At that point, it becomes a religion, though

That's also rubbish. Believing that there is life after death doesn't make you religious - unless perhaps you think Platonism was a religion! Suppose science proved the existence of a soul which survives death - would science become a religion then? As I've said repeatedly, religion is not just about doctrine but about all sorts of other things too. And besides this, even if it did constitute a religion - so what? what's that got to do with anything?
 
Nonsense. There is nothing about atheism that in itself precludes belief in life after death. Anyone who believes in substance dualism, for example, believes that the mind could exist without the body - and anyone who believes in that can easily believe that the mind separates from the body at death and continues to survive.
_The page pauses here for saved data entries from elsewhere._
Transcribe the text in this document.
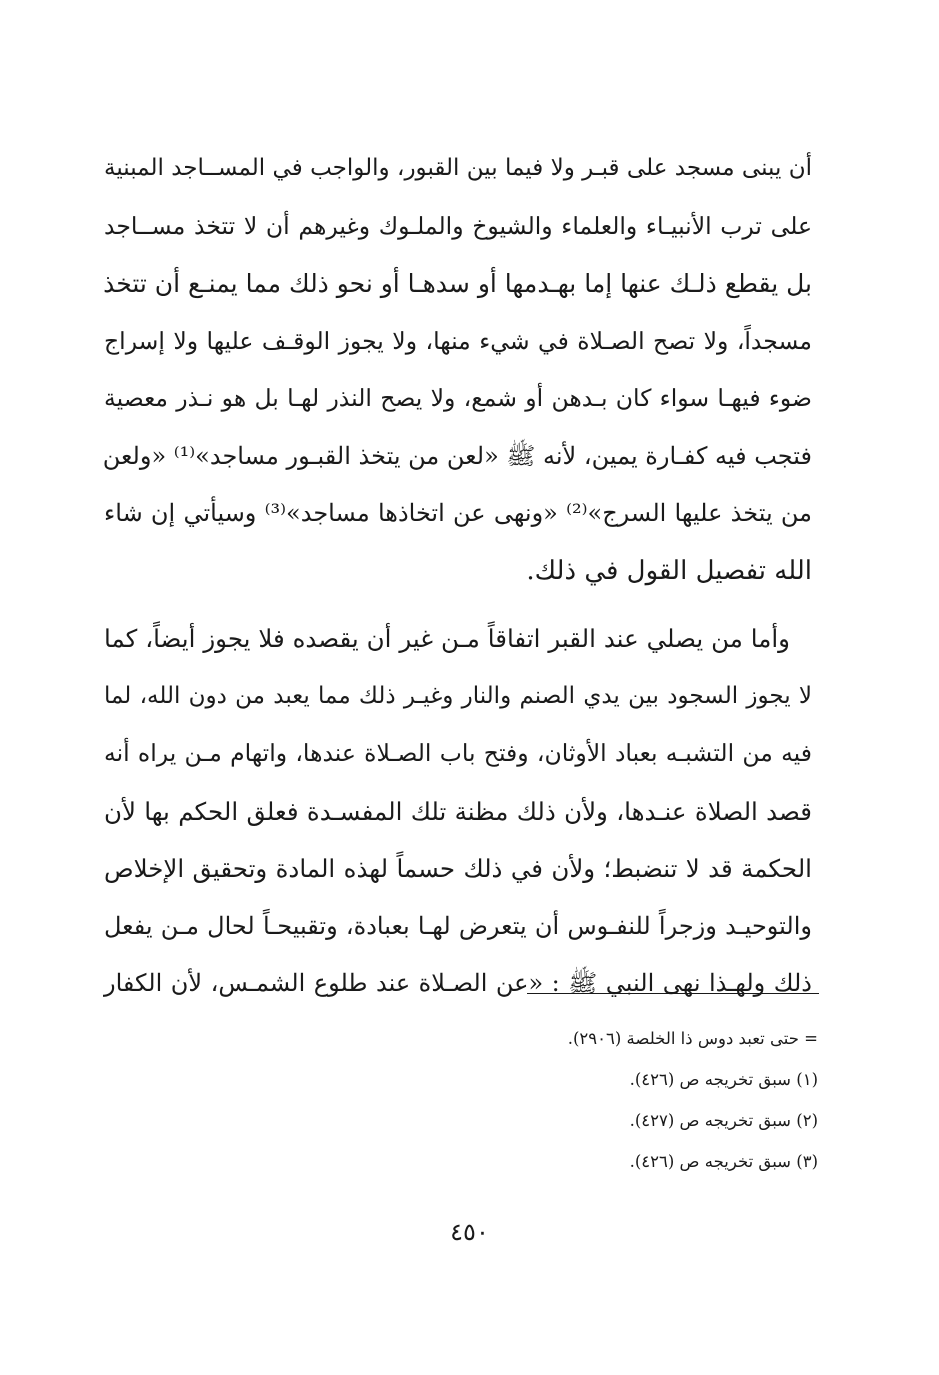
أن يبنى مسجد على قبـر ولا فيما بين القبور، والواجب في المســاجد المبنية
على ترب الأنبيـاء والعلماء والشيوخ والملـوك وغيرهم أن لا تتخذ مســاجد
بل يقطع ذلـك عنها إما بهـدمها أو سدهـا أو نحو ذلك مما يمنـع أن تتخذ
مسجداً، ولا تصح الصـلاة في شيء منها، ولا يجوز الوقـف عليها ولا إسراج
ضوء فيهـا سواء كان بـدهن أو شمع، ولا يصح النذر لهـا بل هو نـذر معصية
فتجب فيه كفـارة يمين، لأنه ﷺ «لعن من يتخذ القبـور مساجد»⁽¹⁾ «ولعن
من يتخذ عليها السرج»⁽²⁾ «ونهى عن اتخاذها مساجد»⁽³⁾ وسيأتي إن شاء
الله تفصيل القول في ذلك.
وأما من يصلي عند القبر اتفاقاً مـن غير أن يقصده فلا يجوز أيضاً، كما
لا يجوز السجود بين يدي الصنم والنار وغيـر ذلك مما يعبد من دون الله، لما
فيه من التشبـه بعباد الأوثان، وفتح باب الصـلاة عندها، واتهام مـن يراه أنه
قصد الصلاة عنـدها، ولأن ذلك مظنة تلك المفسـدة فعلق الحكم بها لأن
الحكمة قد لا تنضبط؛ ولأن في ذلك حسماً لهذه المادة وتحقيق الإخلاص
والتوحيـد وزجراً للنفـوس أن يتعرض لهـا بعبادة، وتقبيحـاً لحال مـن يفعل
ذلك ولهـذا نهى النبي ﷺ : «عن الصـلاة عند طلوع الشمـس، لأن الكفار
= حتى تعبد دوس ذا الخلصة (٢٩٠٦).
(١) سبق تخريجه ص (٤٢٦).
(٢) سبق تخريجه ص (٤٢٧).
(٣) سبق تخريجه ص (٤٢٦).
٤٥٠
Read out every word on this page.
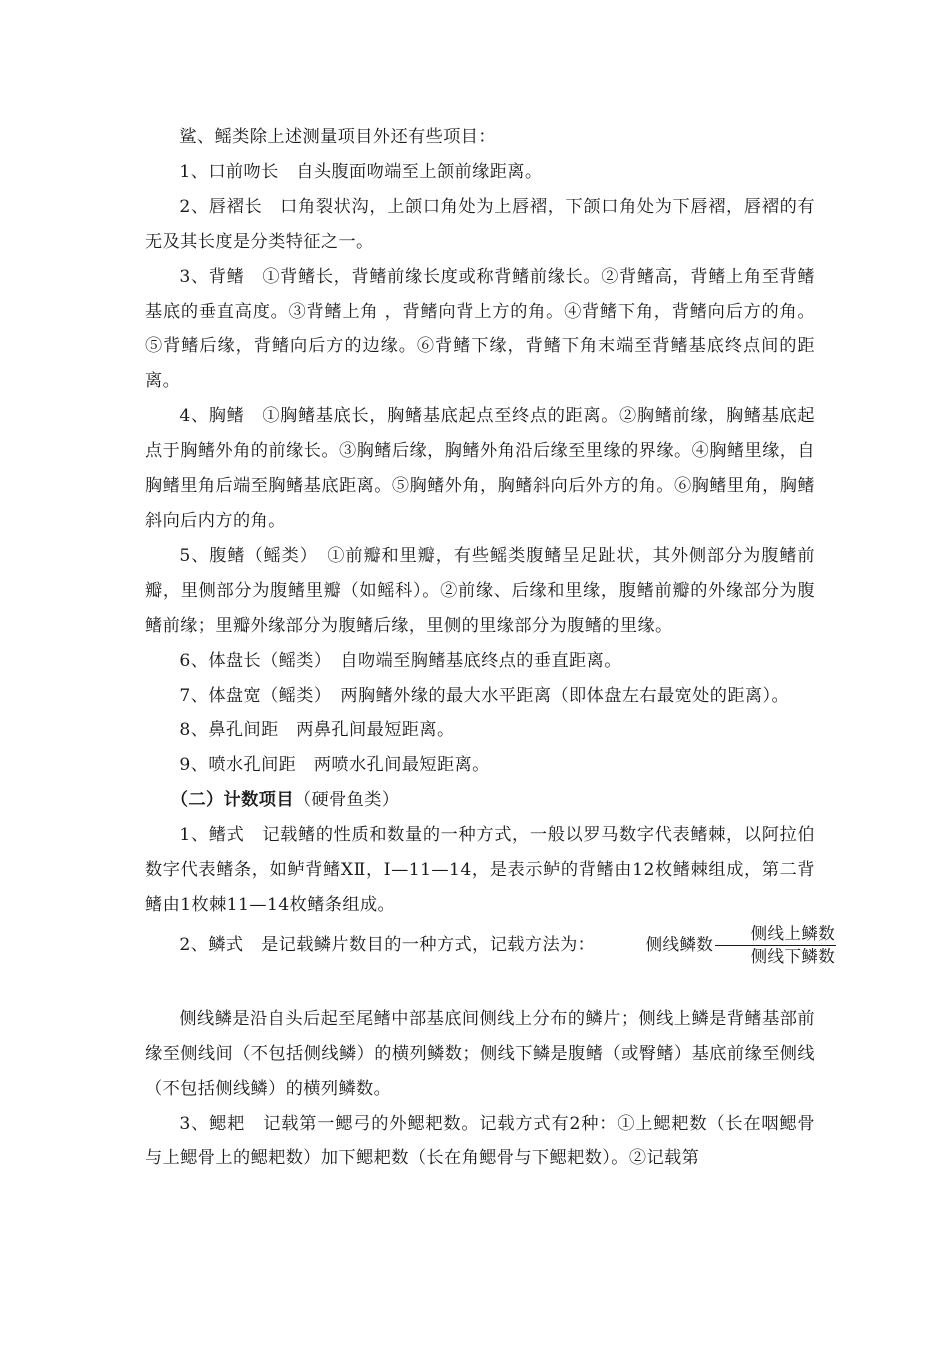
鲨、鳐类除上述测量项目外还有些项目：

1、口前吻长　自头腹面吻端至上颌前缘距离。

2、唇褶长　口角裂状沟，上颌口角处为上唇褶，下颌口角处为下唇褶，唇褶的有无及其长度是分类特征之一。

3、背鳍　①背鳍长，背鳍前缘长度或称背鳍前缘长。②背鳍高，背鳍上角至背鳍基底的垂直高度。③背鳍上角 ，背鳍向背上方的角。④背鳍下角，背鳍向后方的角。⑤背鳍后缘，背鳍向后方的边缘。⑥背鳍下缘，背鳍下角末端至背鳍基底终点间的距离。

4、胸鳍　①胸鳍基底长，胸鳍基底起点至终点的距离。②胸鳍前缘，胸鳍基底起点于胸鳍外角的前缘长。③胸鳍后缘，胸鳍外角沿后缘至里缘的界缘。④胸鳍里缘，自胸鳍里角后端至胸鳍基底距离。⑤胸鳍外角，胸鳍斜向后外方的角。⑥胸鳍里角，胸鳍斜向后内方的角。

5、腹鳍（鳐类）　①前瓣和里瓣，有些鳐类腹鳍呈足趾状，其外侧部分为腹鳍前瓣，里侧部分为腹鳍里瓣（如鳐科）。②前缘、后缘和里缘，腹鳍前瓣的外缘部分为腹鳍前缘；里瓣外缘部分为腹鳍后缘，里侧的里缘部分为腹鳍的里缘。

6、体盘长（鳐类）　自吻端至胸鳍基底终点的垂直距离。

7、体盘宽（鳐类）　两胸鳍外缘的最大水平距离（即体盘左右最宽处的距离）。

8、鼻孔间距　两鼻孔间最短距离。

9、喷水孔间距　两喷水孔间最短距离。

（二）计数项目（硬骨鱼类）

1、鳍式　记载鳍的性质和数量的一种方式，一般以罗马数字代表鳍棘，以阿拉伯数字代表鳍条，如鲈背鳍ⅩⅡ，Ⅰ—11—14，是表示鲈的背鳍由12枚鳍棘组成，第二背鳍由1枚棘11—14枚鳍条组成。

2、鳞式　是记载鳞片数目的一种方式，记载方法为：	侧线鳞数 $\frac{\text{侧线上鳞数}}{\text{侧线下鳞数}}$

侧线鳞是沿自头后起至尾鳍中部基底间侧线上分布的鳞片；侧线上鳞是背鳍基部前缘至侧线间（不包括侧线鳞）的横列鳞数；侧线下鳞是腹鳍（或臀鳍）基底前缘至侧线（不包括侧线鳞）的横列鳞数。

3、鳃耙　记载第一鳃弓的外鳃耙数。记载方式有2种：①上鳃耙数（长在咽鳃骨与上鳃骨上的鳃耙数）加下鳃耙数（长在角鳃骨与下鳃耙数）。②记载第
The arguments given by Plato in the Phaedo and Descartes in the Meditations for this position have got nothing whatsoever to do with theism.

That's also rubbish. Believing that there is life after death doesn't make you religious - unless perhaps you think Platonism was a religion! Suppose science proved the existence of a soul which survives death - would science become a religion then? As I've said repeatedly, religion is not just about doctrine but about all sorts of other things too. And besides this, even if it did constitute a religion - so what? what's that got to do with anything?

In order for atheism to be justified, the central position needs to be 'We admit no more causes or natural things than the evidence insists'. By this logic, the afterlife, dualism, platonic philosophy are all against the idea, since we have no good reason to belive in them. While technically atheism means lack of a God, I take it to mean lack of religious convictions.
 
In order for atheism to be justified, the central position needs to be 'We admit no more causes or natural things than the evidence insists'. By this logic, the afterlife, dualism, platonic philosophy are all against the idea, since we have no good reason to belive in them. While technically atheism means lack of a God, I take it to mean lack of religious convictions.

No, the central (and only) position of atheism is: "do not believe that God exists"

I should create a lolatheist poster to illustrate the point.. hmm
 
I should create a lolatheist poster to illustrate the point.. hmm

"God doesn't exist. However, I'm sure that all the Jews of the world are allied with the inhabitants of Falklands with the goal of sinking the whole country of France"?